‘Anti-Alienism, health and social reform in late Victorian and Edwardian Britain’ is an article written by Bernard Harris. In this article, Harris writes about how British health and social reforms were motivated primarily by racial prejudices regarding the Jewish immigrants. He does this by illustrating the arguments from several anti-alienists who associate any negative issue arising in Britain as coming from the Jewish immigrants. Harris also incorporates the pro-alienist arguments to strike balance in this argument and to show how the anti-alienist’s arguments were most likely ignorant and based primarily on racial stereotypes.
This article begins by showing how anti-alienists created the widely accepted notion that Jews were allegedly ‘physically enfeebled, without marketable trades, and willing to work for pittance’. This view was based mainly on racial prejudices but was reinforced by the likes of Major Williams Evans Gordon, who used the 1903 Royal Commission to study how Jews lived back home. This study was used to justify the British prejudice, as he had chosen the cities were Jewish poverty was rife and how this way of living would be a threat to the British way of living – particularly those who failed to get into America due to health reasons, so would settle in Britain.

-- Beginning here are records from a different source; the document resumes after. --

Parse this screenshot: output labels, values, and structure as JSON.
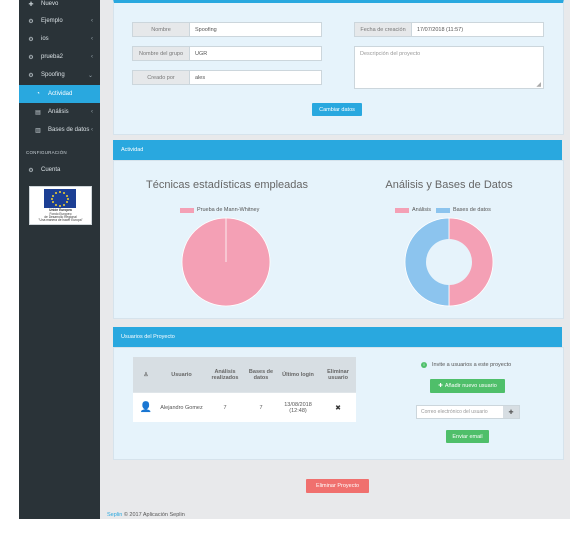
{
  "sidebar": {
    "items": [
      {
        "label": "Nuevo",
        "icon": "plus-icon",
        "chevron": false
      },
      {
        "label": "Ejemplo",
        "icon": "cog-icon",
        "chevron": true
      },
      {
        "label": "ios",
        "icon": "cog-icon",
        "chevron": true
      },
      {
        "label": "prueba2",
        "icon": "cog-icon",
        "chevron": true
      },
      {
        "label": "Spoofing",
        "icon": "cog-icon",
        "chevron": true
      }
    ],
    "subitems": [
      {
        "label": "Actividad",
        "icon": "activity-icon",
        "active": true
      },
      {
        "label": "Análisis",
        "icon": "list-icon",
        "active": false
      },
      {
        "label": "Bases de datos",
        "icon": "database-icon",
        "active": false
      }
    ],
    "section_label": "CONFIGURACIÓN",
    "account_label": "Cuenta",
    "eu_logo": {
      "line1": "Unión Europea",
      "line2": "Fondo Europeo",
      "line3": "de Desarrollo Regional",
      "line4": "\"Una manera de hacer Europa\""
    }
  },
  "project": {
    "name_label": "Nombre",
    "name_value": "Spoofing",
    "group_label": "Nombre del grupo",
    "group_value": "UGR",
    "creator_label": "Creado por",
    "creator_value": "ales",
    "date_label": "Fecha de creación",
    "date_value": "17/07/2018 (11:57)",
    "description_placeholder": "Descripción del proyecto",
    "save_button": "Cambiar datos"
  },
  "activity": {
    "header": "Actividad",
    "chart1_title": "Técnicas estadísticas empleadas",
    "chart2_title": "Análisis y Bases de Datos"
  },
  "chart_data": [
    {
      "type": "pie",
      "title": "Técnicas estadísticas empleadas",
      "categories": [
        "Prueba de Mann-Whitney"
      ],
      "values": [
        1
      ],
      "colors": [
        "#f4a0b5"
      ]
    },
    {
      "type": "pie",
      "title": "Análisis y Bases de Datos",
      "categories": [
        "Análisis",
        "Bases de datos"
      ],
      "values": [
        1,
        1
      ],
      "colors": [
        "#f4a0b5",
        "#8cc4ee"
      ],
      "donut": true
    }
  ],
  "users": {
    "header": "Usuarios del Proyecto",
    "columns": [
      "Usuario",
      "Análisis realizados",
      "Bases de datos",
      "Último login",
      "Eliminar usuario"
    ],
    "rows": [
      {
        "name": "Alejandro Gomez",
        "analyses": "7",
        "databases": "7",
        "last_login": "13/08/2018 (12:48)"
      }
    ],
    "invite_text": "Invite a usuarios a este proyecto",
    "add_button": "Añadir nuevo usuario",
    "email_placeholder": "Correo electrónico del usuario",
    "send_button": "Enviar email"
  },
  "delete_button": "Eliminar Proyecto",
  "footer": {
    "brand": "Seplin",
    "text": "© 2017 Aplicación Seplin"
  },
  "colors": {
    "accent": "#29a8df",
    "sidebar": "#2a3338",
    "success": "#4fbf6a",
    "danger": "#f0706e",
    "pink": "#f4a0b5",
    "blue": "#8cc4ee"
  }
}
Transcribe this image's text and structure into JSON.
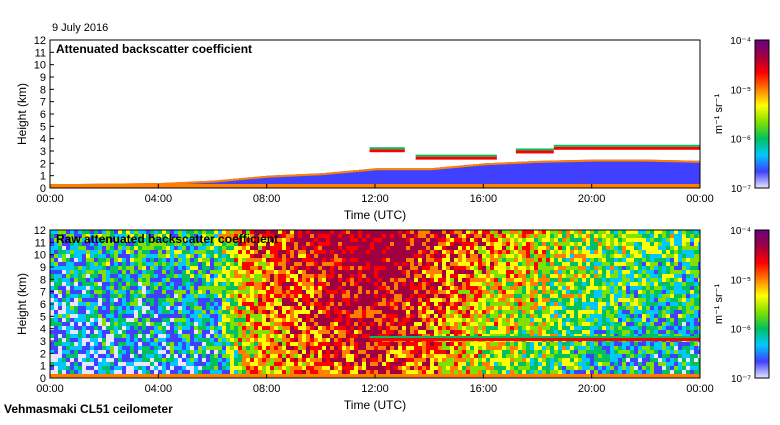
{
  "date_label": "9 July 2016",
  "footer": "Vehmasmaki CL51 ceilometer",
  "colors": [
    "#e6e6ff",
    "#4040ff",
    "#00c8ff",
    "#00c060",
    "#80e000",
    "#ffff00",
    "#ff8000",
    "#ff0000",
    "#a00040",
    "#6a0080"
  ],
  "chart_data": [
    {
      "type": "heatmap",
      "title": "Attenuated backscatter coefficient",
      "xlabel": "Time (UTC)",
      "ylabel": "Height (km)",
      "xticks": [
        "00:00",
        "04:00",
        "08:00",
        "12:00",
        "16:00",
        "20:00",
        "00:00"
      ],
      "xlim": [
        0,
        24
      ],
      "ylim": [
        0,
        12
      ],
      "yticks": [
        "0",
        "1",
        "2",
        "3",
        "4",
        "5",
        "6",
        "7",
        "8",
        "9",
        "10",
        "11",
        "12"
      ],
      "colorbar": {
        "unit": "m⁻¹ sr⁻¹",
        "ticks": [
          "10⁻⁴",
          "10⁻⁵",
          "10⁻⁶",
          "10⁻⁷"
        ]
      },
      "boundary_layer_km": [
        [
          0,
          0.3
        ],
        [
          4,
          0.4
        ],
        [
          6,
          0.6
        ],
        [
          8,
          1.0
        ],
        [
          10,
          1.2
        ],
        [
          12,
          1.6
        ],
        [
          14,
          1.6
        ],
        [
          16,
          2.0
        ],
        [
          18,
          2.2
        ],
        [
          20,
          2.3
        ],
        [
          22,
          2.3
        ],
        [
          24,
          2.2
        ]
      ],
      "cloud_layers": [
        {
          "start_h": 11.8,
          "end_h": 13.1,
          "base_km": 2.9
        },
        {
          "start_h": 13.5,
          "end_h": 16.5,
          "base_km": 2.3
        },
        {
          "start_h": 17.2,
          "end_h": 18.6,
          "base_km": 2.8
        },
        {
          "start_h": 18.6,
          "end_h": 24.0,
          "base_km": 3.1
        }
      ]
    },
    {
      "type": "heatmap",
      "title": "Raw attenuated backscatter coefficient",
      "xlabel": "Time (UTC)",
      "ylabel": "Height (km)",
      "xticks": [
        "00:00",
        "04:00",
        "08:00",
        "12:00",
        "16:00",
        "20:00",
        "00:00"
      ],
      "xlim": [
        0,
        24
      ],
      "ylim": [
        0,
        12
      ],
      "yticks": [
        "0",
        "1",
        "2",
        "3",
        "4",
        "5",
        "6",
        "7",
        "8",
        "9",
        "10",
        "11",
        "12"
      ],
      "colorbar": {
        "unit": "m⁻¹ sr⁻¹",
        "ticks": [
          "10⁻⁴",
          "10⁻⁵",
          "10⁻⁶",
          "10⁻⁷"
        ]
      },
      "noise_level_by_hour": [
        [
          0,
          0.15
        ],
        [
          2,
          0.2
        ],
        [
          4,
          0.2
        ],
        [
          6,
          0.25
        ],
        [
          7,
          0.55
        ],
        [
          9,
          0.7
        ],
        [
          12,
          0.85
        ],
        [
          14,
          0.7
        ],
        [
          16,
          0.55
        ],
        [
          18,
          0.45
        ],
        [
          21,
          0.3
        ],
        [
          24,
          0.25
        ]
      ],
      "cloud_layers": [
        {
          "start_h": 11.8,
          "end_h": 24.0,
          "base_km": 3.0
        }
      ]
    }
  ]
}
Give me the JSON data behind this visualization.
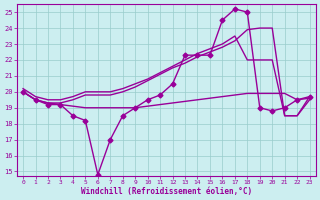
{
  "xlabel": "Windchill (Refroidissement éolien,°C)",
  "background_color": "#cceef0",
  "grid_color": "#99cccc",
  "line_color": "#990099",
  "x_ticks": [
    0,
    1,
    2,
    3,
    4,
    5,
    6,
    7,
    8,
    9,
    10,
    11,
    12,
    13,
    14,
    15,
    16,
    17,
    18,
    19,
    20,
    21,
    22,
    23
  ],
  "ylim": [
    14.7,
    25.5
  ],
  "xlim": [
    -0.5,
    23.5
  ],
  "yticks": [
    15,
    16,
    17,
    18,
    19,
    20,
    21,
    22,
    23,
    24,
    25
  ],
  "series1_x": [
    0,
    1,
    2,
    3,
    4,
    5,
    6,
    7,
    8,
    9,
    10,
    11,
    12,
    13,
    14,
    15,
    16,
    17,
    18,
    19,
    20,
    21,
    22,
    23
  ],
  "series1_y": [
    20.0,
    19.5,
    19.2,
    19.2,
    18.5,
    18.2,
    14.8,
    17.0,
    18.5,
    19.0,
    19.5,
    19.8,
    20.5,
    22.3,
    22.3,
    22.3,
    24.5,
    25.2,
    25.0,
    19.0,
    18.8,
    19.0,
    19.5,
    19.7
  ],
  "series2_x": [
    0,
    1,
    2,
    3,
    4,
    5,
    6,
    7,
    8,
    9,
    10,
    11,
    12,
    13,
    14,
    15,
    16,
    17,
    18,
    19,
    20,
    21,
    22,
    23
  ],
  "series2_y": [
    20.0,
    19.5,
    19.3,
    19.2,
    19.1,
    19.0,
    19.0,
    19.0,
    19.0,
    19.0,
    19.1,
    19.2,
    19.3,
    19.4,
    19.5,
    19.6,
    19.7,
    19.8,
    19.9,
    19.9,
    19.9,
    19.9,
    19.5,
    19.6
  ],
  "series3_x": [
    0,
    1,
    2,
    3,
    4,
    5,
    6,
    7,
    8,
    9,
    10,
    11,
    12,
    13,
    14,
    15,
    16,
    17,
    18,
    19,
    20,
    21,
    22,
    23
  ],
  "series3_y": [
    20.0,
    19.5,
    19.3,
    19.3,
    19.5,
    19.8,
    19.8,
    19.8,
    20.0,
    20.3,
    20.7,
    21.1,
    21.5,
    21.8,
    22.2,
    22.5,
    22.8,
    23.2,
    23.9,
    24.0,
    24.0,
    18.5,
    18.5,
    19.7
  ],
  "series4_x": [
    0,
    1,
    2,
    3,
    4,
    5,
    6,
    7,
    8,
    9,
    10,
    11,
    12,
    13,
    14,
    15,
    16,
    17,
    18,
    19,
    20,
    21,
    22,
    23
  ],
  "series4_y": [
    20.2,
    19.7,
    19.5,
    19.5,
    19.7,
    20.0,
    20.0,
    20.0,
    20.2,
    20.5,
    20.8,
    21.2,
    21.6,
    22.0,
    22.4,
    22.7,
    23.0,
    23.5,
    22.0,
    22.0,
    22.0,
    18.5,
    18.5,
    19.5
  ]
}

These views also stemmed into racism with many Britons forming the opinion that Jews were an inferior race, hence why they were ‘inherently unhealthy’. Again, this view was exemplified by Evans Gordon who accused the Jews of bringing over diseases such as smallpox and scarlet fever. This was an issue of sanitary conditions during travel rather than inherent ailments, however. Although, Jews were likely to live in overcrowded accommodations with little sanitation – keeping the issue of Jewish health and the British population alive.
Harris later uses several medical professionals’ opinions to refute the claims made by the anti-alienists regarding Jewish immigrant’s health. For example, he quotes Dr James Niven to show that the Jewish population was ‘entirely free of both typhus and smallpox’. Many health professionals of the time also agree that the immigrants were used to a lesser standard of living but would get better after a couple of years of living in Britain. These professionals also note that they were more law abiding than the British natives who showed more care towards their children – with infant mortality rates lessening wherever a large Jewish community was present. Harris notes that 45% of non- Jewish children had rickets compared with only 17% from Jewish children. Also, 51% of Non-Jewish children had poor oral health compared to 27% from Jewish children. This evidence showed that the Jewish immigrants were superior to the Brits regarding health and nutrition – a stark contrast from the pseudoscience displayed by the anti-alienist advocates. This resulted in H.W Ward telling the Royal Commission in 1903 that ‘the foreign settlers in the East End… are a great deal preferable to a large number of our own people living in the same district’.
To achieve better analysis between Jewish immigrants and the British native’s health, Harris uses the large Jewish population (1850-1914) in Leeds as a case study. From this, it is not clear to tell if Jewish infant mortality was lesser than a gentile. It was clear however, that Jewish schoolchildren tended to be less dirty with lesser verminous conditions. Harris notes however, that the criteria’s used to measure children’s health tended to be vague and was open to bias, depending on the medical professionals’ personal prejudices.
From this article, there was little to no difference between the health of the Jewish immigrants when compared to the British. The main motivation for anti-immigration from an anti-alien perspective was either racism or irrationality. This became more evident when Harris quoted a decade worth of medical data from Leeds and incorporated medical observations from professionals.